Restaurant-Specific Accounting Challenges

There are unique challenges when running a restaurant business. They are:

1. Accounting for Tips

Patrons will include tips in their payments. Is that considered restaurant income? How about paying out those tips to your employees, are those counted as wages? Restaurants can have different methods of tip handling. Whether it’s pooling, mandatory or not, split, or tips by paycheck vs. cash tips—it can be tricky keeping your employees happy while maintaining an accurate ledger and accounting for payroll taxes.

2. Inventory Management

Restaurants must manage an inventory of raw materials that will be converted into a final product that is sold to customers. Restaurant inventory management allows you to account for and carefully manage the value of these raw materials on your balance sheet to minimize the cost of goods sold.

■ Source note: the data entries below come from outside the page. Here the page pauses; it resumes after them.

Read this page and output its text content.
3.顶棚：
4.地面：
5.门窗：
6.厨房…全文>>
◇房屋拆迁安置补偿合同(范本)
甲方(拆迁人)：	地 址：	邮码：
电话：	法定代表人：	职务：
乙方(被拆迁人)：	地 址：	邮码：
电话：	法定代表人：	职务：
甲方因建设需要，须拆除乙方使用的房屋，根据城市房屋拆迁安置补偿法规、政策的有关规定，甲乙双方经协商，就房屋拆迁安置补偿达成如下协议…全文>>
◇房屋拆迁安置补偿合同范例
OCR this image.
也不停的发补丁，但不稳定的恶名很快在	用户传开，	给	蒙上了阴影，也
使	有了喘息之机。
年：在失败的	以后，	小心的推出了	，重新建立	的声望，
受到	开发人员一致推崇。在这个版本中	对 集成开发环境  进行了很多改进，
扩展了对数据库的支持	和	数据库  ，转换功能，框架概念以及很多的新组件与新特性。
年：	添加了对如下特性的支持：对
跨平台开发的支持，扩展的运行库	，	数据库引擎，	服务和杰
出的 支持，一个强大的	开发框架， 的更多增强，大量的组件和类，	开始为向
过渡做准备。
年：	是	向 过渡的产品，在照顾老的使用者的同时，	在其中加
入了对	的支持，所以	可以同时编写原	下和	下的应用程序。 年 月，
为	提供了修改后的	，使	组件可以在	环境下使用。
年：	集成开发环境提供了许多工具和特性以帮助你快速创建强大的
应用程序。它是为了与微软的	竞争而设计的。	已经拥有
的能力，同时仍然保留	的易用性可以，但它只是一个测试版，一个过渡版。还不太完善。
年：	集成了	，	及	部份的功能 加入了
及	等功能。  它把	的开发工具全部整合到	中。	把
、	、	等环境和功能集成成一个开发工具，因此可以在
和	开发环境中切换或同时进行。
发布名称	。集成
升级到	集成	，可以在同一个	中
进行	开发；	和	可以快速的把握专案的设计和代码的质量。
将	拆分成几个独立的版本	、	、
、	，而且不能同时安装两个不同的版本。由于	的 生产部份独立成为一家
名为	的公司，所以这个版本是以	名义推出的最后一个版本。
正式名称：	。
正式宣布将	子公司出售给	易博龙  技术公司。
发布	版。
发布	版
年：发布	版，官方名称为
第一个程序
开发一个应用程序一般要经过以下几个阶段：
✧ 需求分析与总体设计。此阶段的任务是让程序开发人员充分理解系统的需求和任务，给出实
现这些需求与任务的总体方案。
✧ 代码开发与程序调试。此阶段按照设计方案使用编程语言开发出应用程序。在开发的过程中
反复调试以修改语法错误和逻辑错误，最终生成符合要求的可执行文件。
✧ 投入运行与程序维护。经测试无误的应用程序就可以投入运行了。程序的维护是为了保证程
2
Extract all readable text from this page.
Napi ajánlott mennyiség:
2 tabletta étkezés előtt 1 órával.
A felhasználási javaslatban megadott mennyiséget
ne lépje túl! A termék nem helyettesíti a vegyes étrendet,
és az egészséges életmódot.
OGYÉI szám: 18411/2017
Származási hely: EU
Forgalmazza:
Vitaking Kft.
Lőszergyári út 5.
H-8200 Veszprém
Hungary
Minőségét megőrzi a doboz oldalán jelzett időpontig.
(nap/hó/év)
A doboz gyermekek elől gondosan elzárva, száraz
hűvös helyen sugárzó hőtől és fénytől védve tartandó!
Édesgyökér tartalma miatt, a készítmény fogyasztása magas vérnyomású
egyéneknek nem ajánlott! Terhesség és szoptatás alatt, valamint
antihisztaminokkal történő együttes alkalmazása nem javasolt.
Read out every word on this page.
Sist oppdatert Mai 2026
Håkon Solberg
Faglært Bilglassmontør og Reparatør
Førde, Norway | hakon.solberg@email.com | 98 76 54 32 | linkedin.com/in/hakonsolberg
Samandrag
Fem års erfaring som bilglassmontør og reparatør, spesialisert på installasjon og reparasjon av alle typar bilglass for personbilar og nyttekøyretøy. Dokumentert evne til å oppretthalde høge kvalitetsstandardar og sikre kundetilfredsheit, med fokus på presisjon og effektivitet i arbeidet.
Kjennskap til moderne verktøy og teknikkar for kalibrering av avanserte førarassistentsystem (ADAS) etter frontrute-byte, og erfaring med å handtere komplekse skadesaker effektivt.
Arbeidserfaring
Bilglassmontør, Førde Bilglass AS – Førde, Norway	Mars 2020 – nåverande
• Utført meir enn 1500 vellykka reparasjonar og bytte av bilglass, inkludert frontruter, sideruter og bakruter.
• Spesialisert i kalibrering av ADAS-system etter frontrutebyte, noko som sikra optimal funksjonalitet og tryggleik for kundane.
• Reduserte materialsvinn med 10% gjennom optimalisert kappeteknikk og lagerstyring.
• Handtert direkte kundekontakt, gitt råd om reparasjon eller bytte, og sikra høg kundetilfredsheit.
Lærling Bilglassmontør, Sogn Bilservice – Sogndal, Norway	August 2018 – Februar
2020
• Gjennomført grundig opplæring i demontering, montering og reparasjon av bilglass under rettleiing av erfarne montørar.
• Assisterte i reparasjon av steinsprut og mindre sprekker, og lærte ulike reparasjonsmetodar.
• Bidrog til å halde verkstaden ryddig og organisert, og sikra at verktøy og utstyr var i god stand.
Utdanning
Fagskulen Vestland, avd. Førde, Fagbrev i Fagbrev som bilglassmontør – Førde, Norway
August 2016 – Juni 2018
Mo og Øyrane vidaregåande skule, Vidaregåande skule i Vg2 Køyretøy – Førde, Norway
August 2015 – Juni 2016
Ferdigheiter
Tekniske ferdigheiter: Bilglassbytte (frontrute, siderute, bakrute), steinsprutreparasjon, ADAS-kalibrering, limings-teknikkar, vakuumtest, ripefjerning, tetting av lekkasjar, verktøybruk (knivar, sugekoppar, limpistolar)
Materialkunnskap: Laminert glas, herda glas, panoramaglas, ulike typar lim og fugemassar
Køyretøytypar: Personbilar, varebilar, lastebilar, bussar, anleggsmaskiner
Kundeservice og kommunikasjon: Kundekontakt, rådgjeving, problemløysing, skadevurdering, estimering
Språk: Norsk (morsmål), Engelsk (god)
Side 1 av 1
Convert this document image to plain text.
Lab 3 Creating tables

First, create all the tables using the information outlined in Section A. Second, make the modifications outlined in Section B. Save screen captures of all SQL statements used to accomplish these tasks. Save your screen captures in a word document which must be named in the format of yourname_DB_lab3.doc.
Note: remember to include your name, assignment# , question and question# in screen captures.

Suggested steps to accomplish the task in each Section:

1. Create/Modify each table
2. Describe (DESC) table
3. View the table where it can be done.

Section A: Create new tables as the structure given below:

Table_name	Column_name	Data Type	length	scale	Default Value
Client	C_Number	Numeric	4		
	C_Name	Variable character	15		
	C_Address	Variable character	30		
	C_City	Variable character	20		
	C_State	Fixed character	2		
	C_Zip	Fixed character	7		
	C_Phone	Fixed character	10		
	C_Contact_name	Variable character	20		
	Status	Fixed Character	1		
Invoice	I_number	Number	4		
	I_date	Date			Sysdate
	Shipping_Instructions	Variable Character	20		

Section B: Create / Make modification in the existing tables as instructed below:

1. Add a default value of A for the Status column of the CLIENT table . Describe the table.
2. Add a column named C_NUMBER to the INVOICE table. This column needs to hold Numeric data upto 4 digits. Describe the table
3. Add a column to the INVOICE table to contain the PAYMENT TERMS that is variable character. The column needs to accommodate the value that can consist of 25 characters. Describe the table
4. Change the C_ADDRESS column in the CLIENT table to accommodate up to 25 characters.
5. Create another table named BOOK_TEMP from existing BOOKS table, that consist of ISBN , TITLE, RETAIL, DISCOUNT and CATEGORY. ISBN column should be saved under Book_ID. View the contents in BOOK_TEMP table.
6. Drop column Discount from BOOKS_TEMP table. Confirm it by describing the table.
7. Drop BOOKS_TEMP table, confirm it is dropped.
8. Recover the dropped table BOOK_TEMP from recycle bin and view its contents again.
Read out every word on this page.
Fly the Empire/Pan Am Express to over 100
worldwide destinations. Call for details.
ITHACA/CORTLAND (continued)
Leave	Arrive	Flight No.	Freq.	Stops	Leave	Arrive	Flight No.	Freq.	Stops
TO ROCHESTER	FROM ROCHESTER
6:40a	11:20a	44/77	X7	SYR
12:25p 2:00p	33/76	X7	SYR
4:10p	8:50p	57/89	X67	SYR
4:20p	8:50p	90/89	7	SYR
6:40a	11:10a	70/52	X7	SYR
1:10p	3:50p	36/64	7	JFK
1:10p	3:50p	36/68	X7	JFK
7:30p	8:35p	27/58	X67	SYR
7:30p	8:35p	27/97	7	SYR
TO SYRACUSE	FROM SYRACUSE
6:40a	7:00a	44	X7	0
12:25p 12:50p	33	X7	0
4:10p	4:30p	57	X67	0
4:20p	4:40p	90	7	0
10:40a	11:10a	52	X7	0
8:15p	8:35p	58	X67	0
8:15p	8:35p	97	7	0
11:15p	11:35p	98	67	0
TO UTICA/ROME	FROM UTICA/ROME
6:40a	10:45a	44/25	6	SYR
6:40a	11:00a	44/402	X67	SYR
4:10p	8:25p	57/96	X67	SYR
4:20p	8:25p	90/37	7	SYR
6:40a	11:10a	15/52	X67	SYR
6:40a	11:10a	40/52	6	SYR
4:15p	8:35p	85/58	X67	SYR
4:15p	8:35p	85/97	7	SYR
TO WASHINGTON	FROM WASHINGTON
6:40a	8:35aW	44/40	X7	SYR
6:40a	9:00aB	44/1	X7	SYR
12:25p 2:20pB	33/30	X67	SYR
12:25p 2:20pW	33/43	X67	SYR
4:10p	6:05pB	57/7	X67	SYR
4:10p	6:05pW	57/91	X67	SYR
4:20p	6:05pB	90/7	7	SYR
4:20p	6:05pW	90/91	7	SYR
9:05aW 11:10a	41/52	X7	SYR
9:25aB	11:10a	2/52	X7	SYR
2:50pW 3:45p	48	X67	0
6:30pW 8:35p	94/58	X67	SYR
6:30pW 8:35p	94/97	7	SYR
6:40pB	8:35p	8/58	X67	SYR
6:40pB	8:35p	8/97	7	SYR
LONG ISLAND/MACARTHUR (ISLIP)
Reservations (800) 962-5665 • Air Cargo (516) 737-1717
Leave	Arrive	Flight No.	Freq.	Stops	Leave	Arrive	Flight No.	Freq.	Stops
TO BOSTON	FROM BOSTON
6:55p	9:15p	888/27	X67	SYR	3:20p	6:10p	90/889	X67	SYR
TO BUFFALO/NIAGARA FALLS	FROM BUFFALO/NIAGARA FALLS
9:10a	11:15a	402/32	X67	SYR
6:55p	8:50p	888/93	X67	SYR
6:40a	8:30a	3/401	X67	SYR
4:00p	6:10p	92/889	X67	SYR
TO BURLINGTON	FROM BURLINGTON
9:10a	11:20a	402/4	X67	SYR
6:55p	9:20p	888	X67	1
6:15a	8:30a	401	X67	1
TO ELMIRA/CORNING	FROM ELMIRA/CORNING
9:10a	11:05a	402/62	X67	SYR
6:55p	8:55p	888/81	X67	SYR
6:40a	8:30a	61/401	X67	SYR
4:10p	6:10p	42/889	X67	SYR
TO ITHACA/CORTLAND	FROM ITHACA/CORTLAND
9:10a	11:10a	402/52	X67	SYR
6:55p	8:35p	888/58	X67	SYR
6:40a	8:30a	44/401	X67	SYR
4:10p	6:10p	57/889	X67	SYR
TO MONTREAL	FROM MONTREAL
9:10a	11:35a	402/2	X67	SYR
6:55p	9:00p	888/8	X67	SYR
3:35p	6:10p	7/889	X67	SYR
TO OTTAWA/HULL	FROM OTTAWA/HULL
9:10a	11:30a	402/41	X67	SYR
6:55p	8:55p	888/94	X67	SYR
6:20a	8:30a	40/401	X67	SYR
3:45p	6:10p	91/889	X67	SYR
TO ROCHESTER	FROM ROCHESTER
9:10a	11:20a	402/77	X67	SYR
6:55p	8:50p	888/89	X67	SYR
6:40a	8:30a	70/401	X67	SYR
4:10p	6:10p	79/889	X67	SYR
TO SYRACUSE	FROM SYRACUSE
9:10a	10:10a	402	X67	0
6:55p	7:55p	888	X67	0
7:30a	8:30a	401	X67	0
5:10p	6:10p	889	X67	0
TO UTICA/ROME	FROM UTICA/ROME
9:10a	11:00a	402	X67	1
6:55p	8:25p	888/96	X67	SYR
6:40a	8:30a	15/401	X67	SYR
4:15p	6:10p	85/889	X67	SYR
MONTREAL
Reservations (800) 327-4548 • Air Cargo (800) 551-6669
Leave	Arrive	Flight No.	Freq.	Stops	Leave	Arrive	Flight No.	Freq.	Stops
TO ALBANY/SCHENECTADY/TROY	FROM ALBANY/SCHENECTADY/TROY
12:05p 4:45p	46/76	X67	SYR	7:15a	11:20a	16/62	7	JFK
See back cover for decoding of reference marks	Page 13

And restaurants need to take inventory counts as frequently as daily, weekly, or monthly—especially as inventory is more prone to waste, spoilage, and theft. These inventory counts are crucial in calculating the cost of goods sold which is a fundamental KPI in the restaurant industry.

3. Profit and Loss (P&L) or Cash Flow Statements

Knowing how your restaurant is preforming on a monthly and weekly basis allows more flexibility over your spending and budgetary goals before it’s too late to take action.

A week-to-week view gives insight to your sales and cost trends, making it easier to control your cash flow and know where your finances stand at all times. 

4. Prepaid Accounts

It’s important to consider how to account for monthly or annual expenses. For example, if your restaurant’s Point-of-Sale software costs $1,200 a year to support and the provider bills you annually in June, you don’t want to reflect that entire expense in June. Instead, you’ll want to distribute it across multiple periods. Use a Prepaid Expense account to hold the balance and each month, chip away at it, moving 1/12 of the amount to an Expense GL code. This is a more accurate reflection of your monthly costs.

5. Vendor Credits/Short Pays

Sometimes a delivery doesn’t include everything you’ve been billed for or items you’ve purchased from your vendor don’t meet your quality standards for whatever reason.

In those cases, you should request a vendor credit and adjust the invoice total. Ultimately, you need to account for vendor credits and ensure you’re not overpaying for goods you didn’t receive. Keeping proper documentation on vendor credits will help resolve any disputes when the vendor submits a monthly vendor statement that you must reconcile against all invoices from that vendor.